A cena poderia ter sido protagonizada por alunos bagunceiros do Ensino Fundamental. Para a vergonha do País, contudo, as personagens eram senadoras da República. Diante da impossibilidade de barrar a aprovação da reforma trabalhista, cinco delas – todas de oposição – recorreram a um subterfúgio no mínimo infantil, ocupando a mesa diretora do plenário do Senado Federal e assim atrasando por quase oito horas a votação da pauta. “Foi uma atitude desesperada e antidemocrática”, classificou o cientista político David Fleischer. Por volta das 11h da da manhã de terça-feira 11, Fátima Bezerra (PT-RN) sentou-se na cadeira da presidência. Acompanhada das senadoras Gleisi Hoffmann (PT-PR), Regina Souza (PT-PI), Vanessa Graziotin (PCdoB-AM) e Lídice da Mata (PSB-BA), abriu a sessão mesmo sem a presença de Eunício Oliveira (PMDB-CE), presidente da Casa. Ao meio-dia, Eunício tentou ocupar seu lugar à mesa. Sem sucesso, pegou o microfone de lapela que estava na roupa de Fátima e ordenou que desligassem o som e as luzes do plenário. “Está encerrada a sessão. Não tem som enquanto eu não sentar à presidência da mesa”, disse. Após a ordem, Fátima até ensaiou levantar da cadeira, mas foi impedida por Gleisi, presidente do PT, que a segurou pelo braço.

Joédson Alves

Na tentativa de resolver o impasse, Eunício de Oliveira convocou uma reunião com líderes de partidos e passou o dia trancado no gabinete da presidência. Enquanto isso, as senadoras não arredaram o pé. Às escuras, fizeram diversos vídeos para as redes sociais e comeram marmita na Mesa, com direito a Fátima Bezerra dando comida na boca de Vanessa Graziotin. Receberam até uma ligação da ex-presidente Dilma Rousseff (PT) que manifestou apoio à baderna. Mais tarde, a senadora Kátia Abreu (PMDB-TO) também se juntou ao grupo. Só foram deixar o local quase sete horas depois. Não antes sem consultarem Vagner Freitas, presidente da Central Única dos Trabalhadores (CUT), que falou para elas não recuarem. Porém, com a decisão do presidente do Senado de retomar a sessão de qualquer jeito, os senadores da oposição Paulo Paim (PT-RS), Jorge Viana (PT-AC), Randolfe Rodrigues (PSOL-AP) e Humberto Costa (PT-PE) convenceram as senadoras de que era hora de partir para outra estratégia. Prepotentes, não se deram por vencidas. “Na medida em que não restou nenhuma alternativa de defender nosso posicionamento, fizemos esse gesto, que é gesto político, democrático e de resistência”, disse Fátima.

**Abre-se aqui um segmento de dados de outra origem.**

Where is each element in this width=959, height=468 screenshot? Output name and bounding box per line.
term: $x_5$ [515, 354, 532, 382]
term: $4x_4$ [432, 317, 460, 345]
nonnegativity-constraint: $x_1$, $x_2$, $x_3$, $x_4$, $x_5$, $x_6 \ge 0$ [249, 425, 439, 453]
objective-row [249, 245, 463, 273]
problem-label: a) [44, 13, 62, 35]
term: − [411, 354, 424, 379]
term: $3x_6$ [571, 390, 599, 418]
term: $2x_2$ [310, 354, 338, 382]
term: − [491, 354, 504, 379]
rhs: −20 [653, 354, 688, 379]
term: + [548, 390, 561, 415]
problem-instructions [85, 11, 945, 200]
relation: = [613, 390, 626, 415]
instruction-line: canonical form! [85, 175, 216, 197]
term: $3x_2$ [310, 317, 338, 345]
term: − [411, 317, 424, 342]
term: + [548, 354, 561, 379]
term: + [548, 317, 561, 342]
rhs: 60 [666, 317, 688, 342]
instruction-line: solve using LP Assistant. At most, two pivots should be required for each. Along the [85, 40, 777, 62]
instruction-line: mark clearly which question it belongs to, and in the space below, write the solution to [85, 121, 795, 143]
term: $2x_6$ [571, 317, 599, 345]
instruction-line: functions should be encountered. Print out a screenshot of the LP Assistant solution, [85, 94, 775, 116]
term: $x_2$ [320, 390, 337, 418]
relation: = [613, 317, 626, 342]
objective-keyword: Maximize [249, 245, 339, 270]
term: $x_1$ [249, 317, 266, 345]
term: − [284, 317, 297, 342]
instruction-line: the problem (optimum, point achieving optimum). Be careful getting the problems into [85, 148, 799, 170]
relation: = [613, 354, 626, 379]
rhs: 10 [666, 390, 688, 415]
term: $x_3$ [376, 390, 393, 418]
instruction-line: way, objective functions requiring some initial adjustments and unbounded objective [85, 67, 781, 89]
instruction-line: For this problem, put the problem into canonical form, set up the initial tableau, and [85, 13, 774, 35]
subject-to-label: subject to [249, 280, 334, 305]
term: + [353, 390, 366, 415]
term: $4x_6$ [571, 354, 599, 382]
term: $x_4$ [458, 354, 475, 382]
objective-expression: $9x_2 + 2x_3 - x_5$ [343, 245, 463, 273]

“Está encerrada a sessão. Não tem som enquanto eu não sentar à presidência da mesa” Eunício Oliveira, presidente do Senado (Crédito:Marcos Brandão)

“ATITUDE MACHISTA”

Apesar de terem conseguido atrasar a votação, o tiro das senadoras saiu pela culatra. Ainda na terça-feira, o senador José Medeiros (PSD-MT) protocolou, no Conselho de Ética, o pedido de abertura do processo para cassar as cinco parlamentares que ocuparam a mesa, além dos senadores Lindbergh Farias (PT-RJ) e Ângela Portela (PDT-RR). Para Medeiros, os mentores intelectuais do ato foram Lindbergh e José Dirceu, com quem o grupo teria se reunido na noite anterior. Dilma Rousseff também teria ligado para as senadoras. Para o cientista político David Fleischer, professor da Universidade de Brasília, a atitude não foi uma decisão das senadoras e sim de homens que se esconderam atrás do grupo. “Foi uma atitude machista. Elas foram manipuladas pelo presidente da CUT também”, afirma Fleischer, para quem a atitude foi negativa a ponto de influenciar outros parlamentares. “A ação delas provavelmente ajudou a mudar o voto de alguns senadores que desaprovaram a ocupação”.